In this analysis, I will include only females in reproductive age (14 to 44 years)

reg_dat %>% 
  filter(gender == "Females", RIDAGEYR > 14, RIDAGEYR < 44) %>% 
  group_by(pregnancy) %>% 
  summarise(
    "Vitamin D Deficency" = round(mean(adj_vitD_defi), 1),
    "Vitamin D Inadequacy" = round(mean(adj_vitD_inad), 1)
    ) %>% 
  gather("Vitamin D", "%", -pregnancy) %>% 
  ggplot(., aes(x=pregnancy, y=`%`)) + 
  geom_bar(stat = "identity", width = 0.7, fill = "#B24745") +
  geom_text(aes(label = paste0(`%`, "%"), y = `%`),
            vjust = 1.5, size = 3, color = "#FFFFFF") +
  facet_grid(~`Vitamin D`) +
  theme_hc() +
  theme(text = element_text(family = "serif", size = 11), legend.position="none") +
  labs(
    title = "Vitamin D status by Pregnancy in the United States",
    subtitle = "Prevalences are adjusted by age and season",
    caption = "NHANES 2001-2010 survey\ndatascienceplus.com",
    x = "Pregnancy Status",
    y = "Percentage, %"
    )

The plot is shown below:

Surprising, the prevalence of inadequacy was higher in pregnant females than in non-pregnant.
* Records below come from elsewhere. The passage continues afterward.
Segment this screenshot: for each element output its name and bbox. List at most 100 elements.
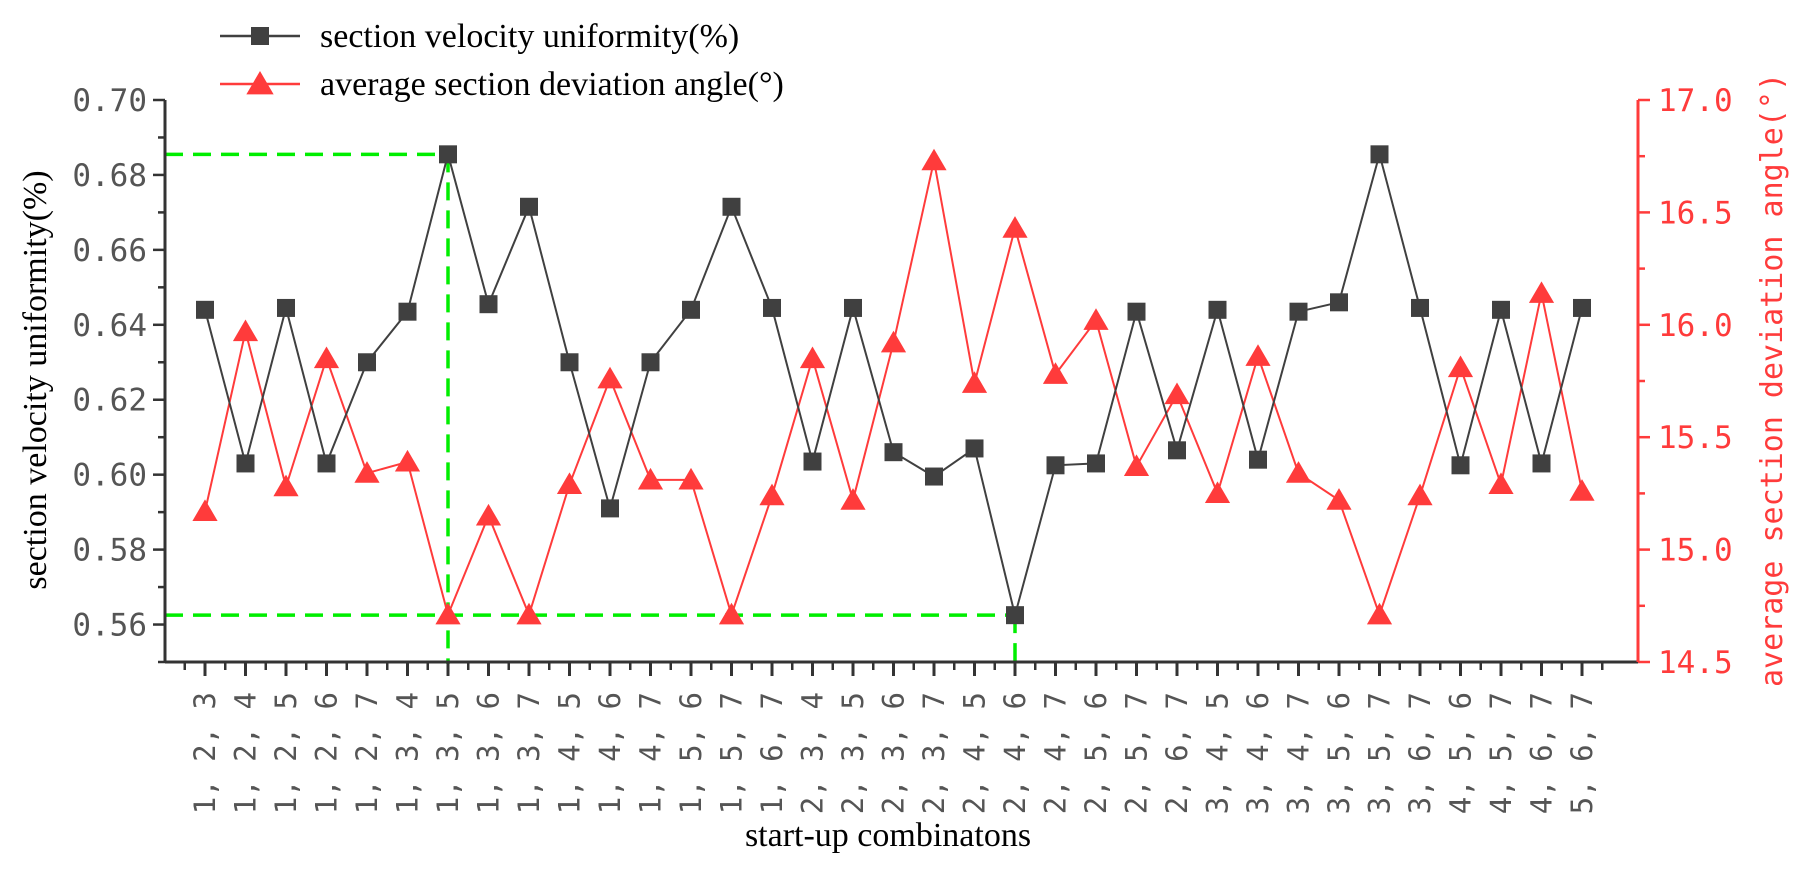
triangle-marker bbox=[759, 483, 785, 506]
x-tick-label: 3, 5, 6 bbox=[1322, 692, 1356, 814]
series-line bbox=[204, 150, 1583, 616]
x-tick-label: 1, 4, 5 bbox=[553, 692, 587, 814]
legend-triangle-marker bbox=[246, 71, 274, 95]
square-marker bbox=[1168, 441, 1186, 460]
x-tick-label: 1, 2, 6 bbox=[310, 692, 344, 814]
x-tick-label: 5, 6, 7 bbox=[1565, 692, 1599, 814]
triangle-marker bbox=[637, 467, 664, 490]
square-marker bbox=[641, 353, 660, 372]
square-marker bbox=[1573, 298, 1591, 317]
triangle-marker bbox=[597, 366, 623, 389]
left-tick-label: 0.60 bbox=[72, 458, 147, 494]
triangle-marker bbox=[192, 499, 218, 521]
left-tick-label: 0.62 bbox=[72, 383, 147, 419]
square-marker bbox=[1127, 302, 1146, 321]
right-tick-label: 17.0 bbox=[1658, 83, 1733, 119]
square-marker bbox=[601, 499, 619, 518]
x-tick-label: 2, 3, 5 bbox=[836, 692, 870, 814]
legend-item-velocity-uniformity: section velocity uniformity(%) bbox=[220, 18, 739, 55]
triangle-marker bbox=[232, 319, 259, 342]
x-tick-label: 1, 2, 4 bbox=[229, 692, 263, 814]
x-tick-label: 1, 2, 7 bbox=[350, 692, 384, 814]
x-tick-label: 2, 4, 7 bbox=[1039, 692, 1073, 814]
square-marker bbox=[1006, 606, 1024, 625]
square-marker bbox=[479, 295, 498, 314]
square-marker bbox=[236, 454, 255, 473]
square-marker bbox=[196, 300, 214, 319]
left-tick-label: 0.70 bbox=[72, 83, 147, 119]
square-marker bbox=[1249, 450, 1267, 469]
triangle-marker bbox=[435, 602, 461, 625]
triangle-marker bbox=[1366, 602, 1393, 625]
left-tick-label: 0.68 bbox=[72, 158, 147, 194]
x-tick-label: 2, 5, 6 bbox=[1079, 692, 1113, 814]
square-marker bbox=[844, 298, 862, 317]
triangle-marker bbox=[961, 371, 988, 393]
left-tick-label: 0.66 bbox=[72, 233, 147, 269]
x-tick-label: 2, 5, 7 bbox=[1120, 692, 1154, 814]
x-tick-label: 4, 5, 7 bbox=[1484, 692, 1518, 814]
right-tick-label: 16.5 bbox=[1658, 195, 1733, 231]
x-tick-label: 1, 6, 7 bbox=[755, 692, 789, 814]
x-tick-label: 1, 4, 6 bbox=[593, 692, 627, 814]
x-tick-label: 3, 4, 6 bbox=[1241, 692, 1275, 814]
square-marker bbox=[560, 353, 579, 372]
square-marker bbox=[925, 467, 943, 486]
square-marker bbox=[763, 298, 781, 317]
series-layer bbox=[192, 145, 1595, 625]
square-marker bbox=[884, 443, 903, 462]
triangle-marker bbox=[718, 602, 745, 625]
x-tick-label: 3, 6, 7 bbox=[1403, 692, 1437, 814]
triangle-marker bbox=[1285, 461, 1312, 483]
x-tick-label: 3, 4, 7 bbox=[1282, 692, 1316, 814]
left-tick-label: 0.56 bbox=[72, 608, 147, 644]
triangle-marker bbox=[1488, 472, 1514, 495]
square-marker bbox=[722, 197, 741, 216]
x-tick-label: 1, 5, 6 bbox=[674, 692, 708, 814]
right-tick-label: 15.0 bbox=[1658, 533, 1733, 569]
triangle-marker bbox=[678, 467, 704, 490]
x-tick-label: 2, 4, 5 bbox=[958, 692, 992, 814]
square-marker bbox=[439, 145, 457, 164]
x-tick-label: 1, 3, 4 bbox=[391, 692, 425, 814]
x-tick-label: 1, 3, 6 bbox=[472, 692, 506, 814]
triangle-marker bbox=[1326, 488, 1352, 510]
triangle-marker bbox=[1164, 382, 1190, 405]
square-marker bbox=[1492, 300, 1510, 319]
x-tick-label: 4, 6, 7 bbox=[1525, 692, 1559, 814]
legend-square-marker bbox=[251, 27, 269, 45]
triangle-marker bbox=[1447, 355, 1474, 378]
triangle-marker bbox=[273, 474, 299, 497]
square-marker bbox=[520, 197, 538, 216]
chart-axes: 0.56 0.58 0.60 0.62 0.64 0.66 0.68 0.70 14.5 15.0… bbox=[72, 83, 1732, 814]
x-tick-label: 2, 3, 7 bbox=[917, 692, 951, 814]
x-tick-label: 1, 4, 7 bbox=[634, 692, 668, 814]
square-marker bbox=[1451, 456, 1470, 475]
right-tick-label: 14.5 bbox=[1658, 645, 1733, 681]
square-marker bbox=[317, 454, 336, 473]
x-tick-label: 1, 3, 7 bbox=[512, 692, 546, 814]
square-marker bbox=[398, 302, 417, 321]
triangle-marker bbox=[921, 148, 947, 171]
right-tick-label: 16.0 bbox=[1658, 308, 1733, 344]
square-marker bbox=[682, 300, 700, 319]
triangle-marker bbox=[394, 449, 421, 472]
x-tick-label: 3, 4, 5 bbox=[1201, 692, 1235, 814]
square-marker bbox=[1208, 300, 1227, 319]
x-tick-label: 1, 2, 3 bbox=[188, 692, 222, 814]
triangle-marker bbox=[840, 488, 866, 510]
square-marker bbox=[277, 298, 295, 317]
x-tick-label: 4, 5, 6 bbox=[1444, 692, 1478, 814]
left-y-axis-title: section velocity uniformity(%) bbox=[17, 170, 54, 589]
triangle-marker bbox=[556, 472, 583, 495]
legend: section velocity uniformity(%) average se… bbox=[220, 18, 784, 103]
green-dashed-guides bbox=[165, 152, 1017, 664]
square-marker bbox=[1330, 293, 1348, 312]
square-marker bbox=[1411, 298, 1429, 317]
left-tick-label: 0.58 bbox=[72, 533, 147, 569]
triangle-marker bbox=[1083, 308, 1109, 330]
triangle-marker bbox=[1204, 481, 1231, 503]
triangle-marker bbox=[1042, 362, 1069, 384]
square-marker bbox=[965, 439, 984, 458]
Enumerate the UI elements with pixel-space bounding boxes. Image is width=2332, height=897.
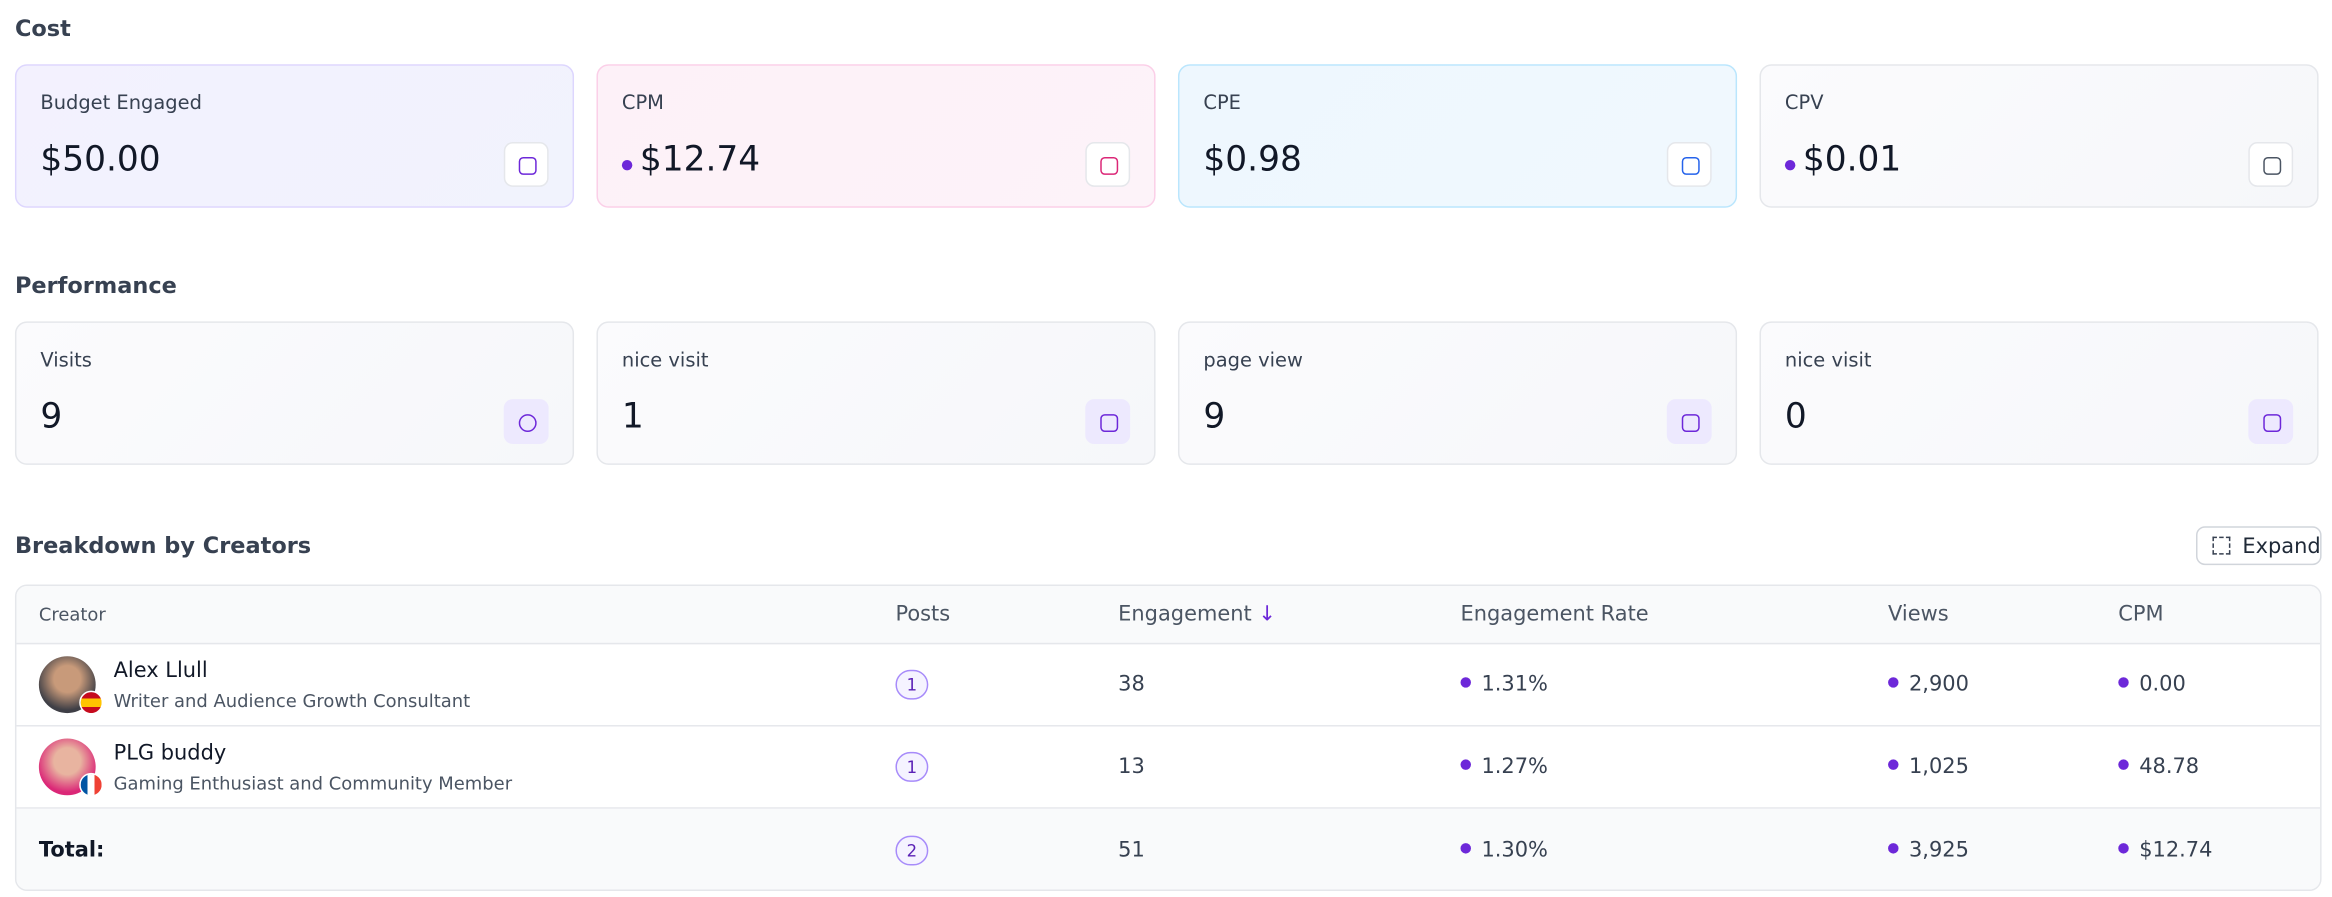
column-header-label[interactable]: Engagement xyxy=(1118,602,1252,627)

Vitamin D trends from 2001-2010

Now I will build the age and season-adjusted trajectories of prevalences of vitamin D deficiency and inadequacy in NHANES 2001-2010. This analysis will be gender specific.

reg_dat %>% 
  group_by(wave, gender) %>%
  summarise_at(vars(adj_vitD_inad, adj_vitD_defi), funs(mean)) %>%
  gather("VitaminD", "%", -wave, -gender) %>% 
  mutate(VitaminD = if_else(VitaminD == "adj_vitD_inad", "Inadequacy", "Deficiency")) %>% 
  ggplot(aes(wave, `%`, fill = VitaminD, group = VitaminD)) +
  geom_line(color = "black", size = 0.3) +
  geom_point(colour="black", pch=21, size = 3) +
  facet_grid(~gender) +
  scale_fill_jama() +
  theme_hc() +
  theme(text = element_text(family = "serif", size = 11), legend.position="bottom") +
  labs(
    title = "Trends of vitamin D in the United States",
    subtitle = "Prevalences are adjusted by age and season",
    caption = "NHANES 2001-2010 survey\ndatascienceplus.com",
    x = "Survey Cycle Years",
    y = "Percentage, %",
    fill = "Vitamin D Status"
    ) +
  scale_y_continuous(limits=c(0,40), breaks=seq(0,40, by = 5))

This gives the plot:

From 2001 to 2010 there is a drop in the prevalence of vitamin D inadequacy in males and females in the US. While the prevalence of deficiency remains stable over the years in both genders, females have a higher prevalence of deficiency compared to males.

I look forward to hearing any feedback or questions.